Críticas

Crítica de “Assunto de Família”, de Hirokazu Koreeda

Assunto de Família (Manbiki Kazoku – 2018)

Depois de uma de suas sessões de furtos, Osamu (Lily Franky) e seu filho se deparam com uma garotinha. A princípio eles relutam em abrigar a menina, mas Nobuyo (Sakura Ando), a esposa de Osamu, concorda em cuidar dela depois de saber das dificuldades que a jovem enfrenta.
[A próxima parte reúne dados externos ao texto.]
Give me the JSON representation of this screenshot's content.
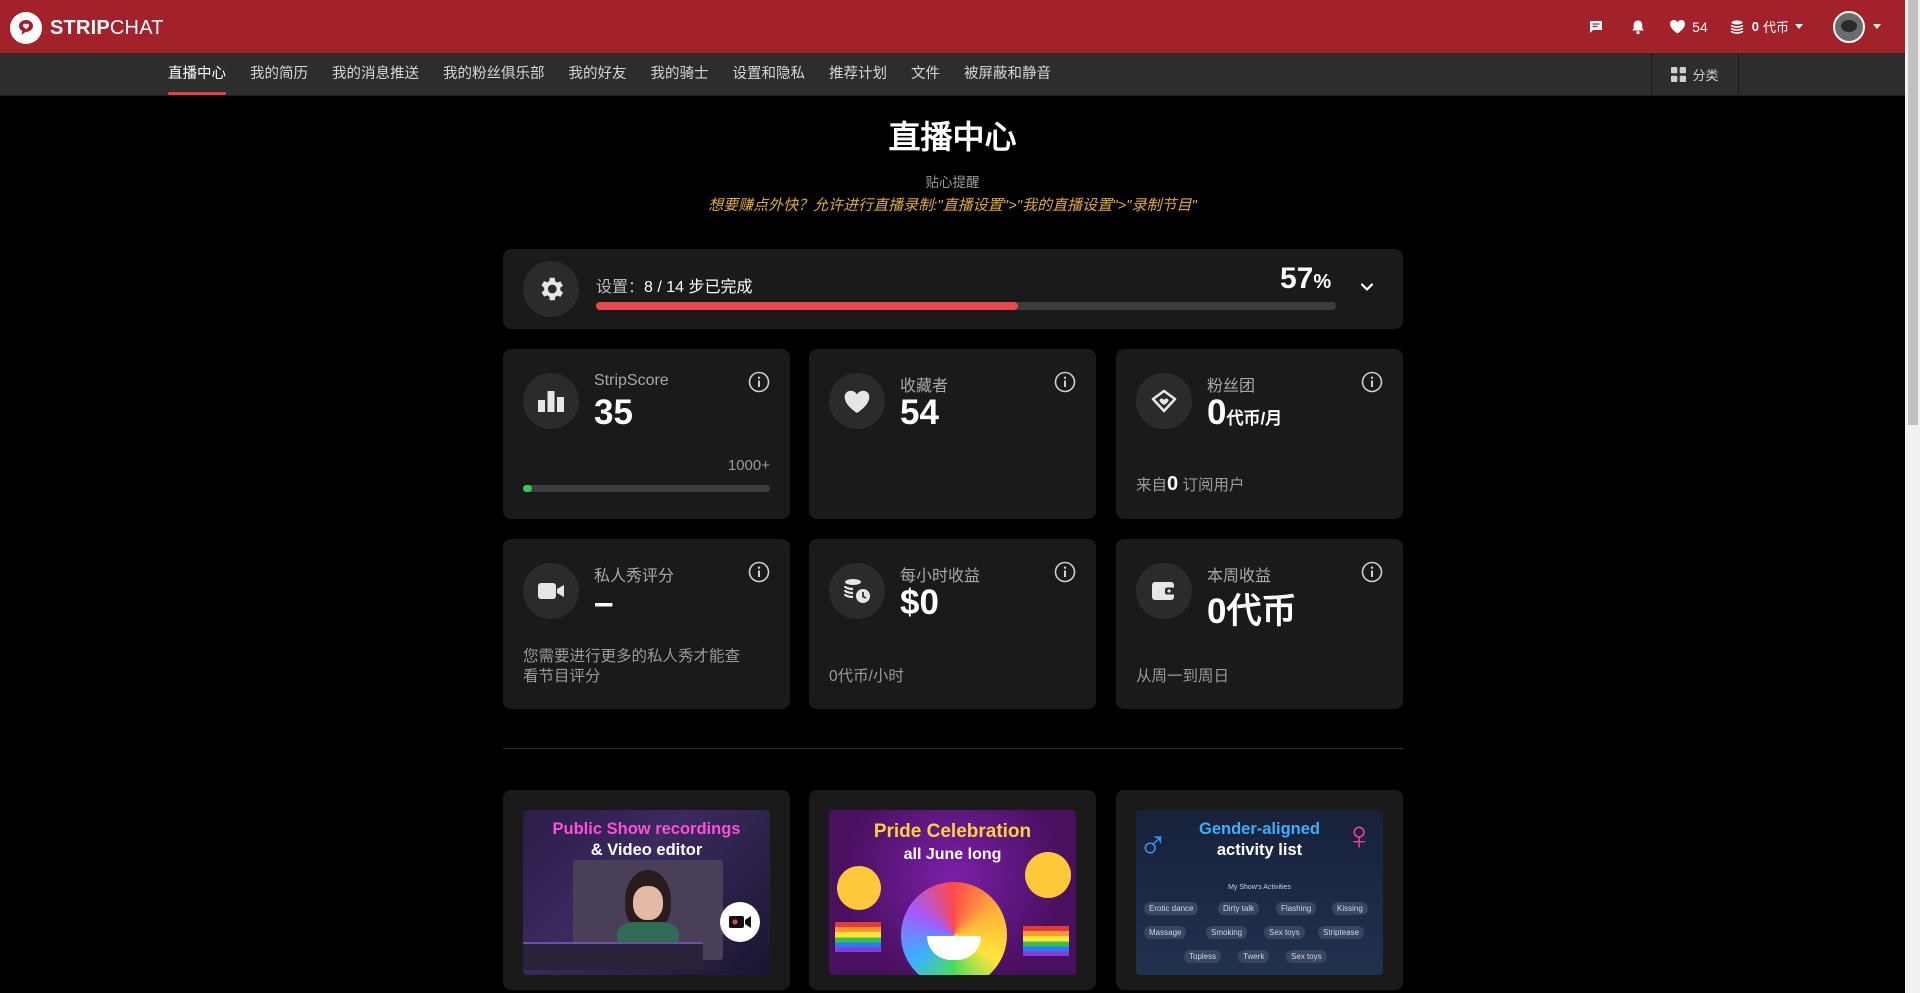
{
  "brand": {
    "name_bold": "STRIP",
    "name_rest": "CHAT"
  },
  "topbar": {
    "favorites_count": "54",
    "tokens_amount": "0",
    "tokens_label": "代币"
  },
  "nav": {
    "items": [
      {
        "label": "直播中心",
        "active": true
      },
      {
        "label": "我的简历"
      },
      {
        "label": "我的消息推送"
      },
      {
        "label": "我的粉丝俱乐部"
      },
      {
        "label": "我的好友"
      },
      {
        "label": "我的骑士"
      },
      {
        "label": "设置和隐私"
      },
      {
        "label": "推荐计划"
      },
      {
        "label": "文件"
      },
      {
        "label": "被屏蔽和静音"
      }
    ],
    "categories_label": "分类"
  },
  "page": {
    "title": "直播中心",
    "tip_label": "贴心提醒",
    "tip_text": "想要赚点外快？允许进行直播录制:\"直播设置\">\"我的直播设置\">\"录制节目\""
  },
  "setup": {
    "prefix": "设置：",
    "progress_text": "8 / 14",
    "suffix": " 步已完成",
    "percent_value": "57",
    "percent_sign": "%",
    "progress_fraction": 0.57
  },
  "stats": {
    "stripscore": {
      "label": "StripScore",
      "value": "35",
      "max_label": "1000+",
      "progress_fraction": 0.035
    },
    "favorites": {
      "label": "收藏者",
      "value": "54"
    },
    "fanclub": {
      "label": "粉丝团",
      "value": "0",
      "unit": "代币/月",
      "foot_prefix": "来自",
      "foot_count": "0",
      "foot_suffix": " 订阅用户"
    },
    "private_rating": {
      "label": "私人秀评分",
      "value": "–",
      "foot": "您需要进行更多的私人秀才能查看节目评分"
    },
    "hourly": {
      "label": "每小时收益",
      "value": "$0",
      "foot": "0代币/小时"
    },
    "weekly": {
      "label": "本周收益",
      "value": "0代币",
      "foot": "从周一到周日"
    }
  },
  "promos": [
    {
      "line1": "Public Show recordings",
      "line2": "& Video editor"
    },
    {
      "line1": "Pride Celebration",
      "line2": "all June long"
    },
    {
      "line1": "Gender-aligned",
      "line2": "activity list",
      "panel_title": "My Show's Activities",
      "chips": [
        "Erotic dance",
        "Dirty talk",
        "Flashing",
        "Kissing",
        "Massage",
        "Smoking",
        "Sex toys",
        "Striptease",
        "Topless",
        "Twerk",
        "Sex toys"
      ]
    }
  ],
  "colors": {
    "topbar": "#a2212b",
    "accent": "#e8474e",
    "tip": "#e0a93a",
    "score_green": "#2ecc55"
  }
}
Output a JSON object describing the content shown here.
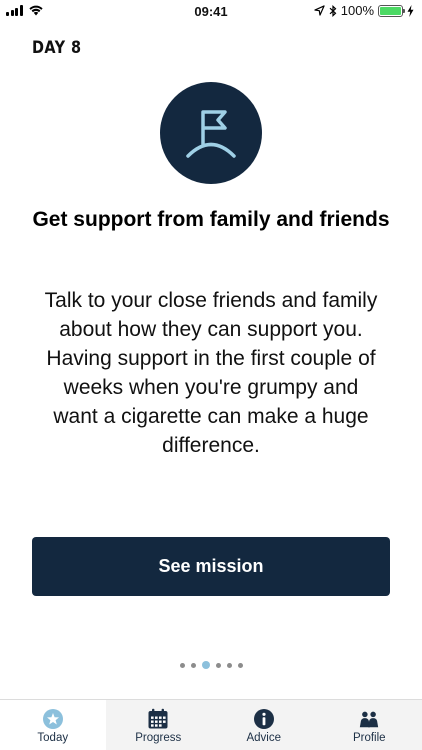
{
  "status_bar": {
    "time": "09:41",
    "battery_percent_label": "100%",
    "battery_level": 1.0
  },
  "day_label": "DAY 8",
  "mission": {
    "icon": "flag-on-hill-icon",
    "title": "Get support from family and friends",
    "body": "Talk to your close friends and family about how they can support you. Having support in the first couple of weeks when you're grumpy and want a cigarette can make a huge difference.",
    "button_label": "See mission"
  },
  "pagination": {
    "count": 6,
    "active_index": 2
  },
  "colors": {
    "primary": "#13283f",
    "dot_active": "#8cc0dc",
    "dot_inactive": "#8c8c8c",
    "battery": "#4cd964"
  },
  "tabs": [
    {
      "label": "Today",
      "icon": "star-badge-icon",
      "active": true
    },
    {
      "label": "Progress",
      "icon": "calendar-icon",
      "active": false
    },
    {
      "label": "Advice",
      "icon": "info-icon",
      "active": false
    },
    {
      "label": "Profile",
      "icon": "people-icon",
      "active": false
    }
  ]
}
Embora a família seja pobre e mal ganhe dinheiro com os pequenos crimes que cometem, eles parecem viver felizes juntos até que um incidente revela segredos, testando os laços que os unem.

O japonês Hirokazu Koreeda é um dos mais consistentes diretores em atividade, filmes como “A Luz da Ilusão”, “Depois da Vida”, “Ninguém Pode Saber”, “Nossa Irmã Mais Nova”, “Andando” e “Pais e Filhos”, comprovam um talento raro em trabalhar a profunda emoção sem apelar para convenções, nunca resvalando no melodrama pueril. Até mesmo em projetos menores, como “Boneca Inflável” e “Tão Distante”, ele alcança um resultado acima da média.
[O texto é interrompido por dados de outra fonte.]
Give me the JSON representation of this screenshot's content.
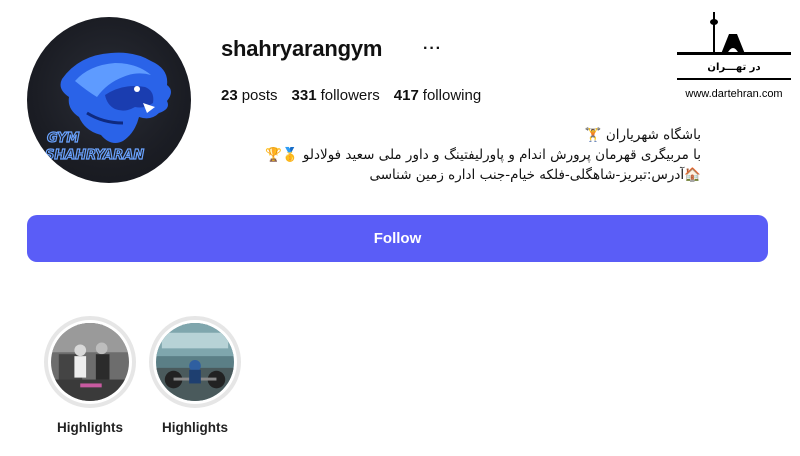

“Assunto de Família”, da leveza ilusória no início, conquistando o espectador aos poucos, até os seus arrebatadores trinta minutos finais, merece aplausos de pé, simplesmente o melhor filme dele até o momento.

O leitmotiv do roteiro é recorrente na carreira do diretor, a complexa questão: O que faz uma família? O sangue nos torna parentes, mas a lealdade nos faz família. Há rara complexidade na discussão que propõe, já que insere o núcleo familiar em um terreno de ilegalidade, adultos e crianças que vivem em condições miseráveis e praticam furtos.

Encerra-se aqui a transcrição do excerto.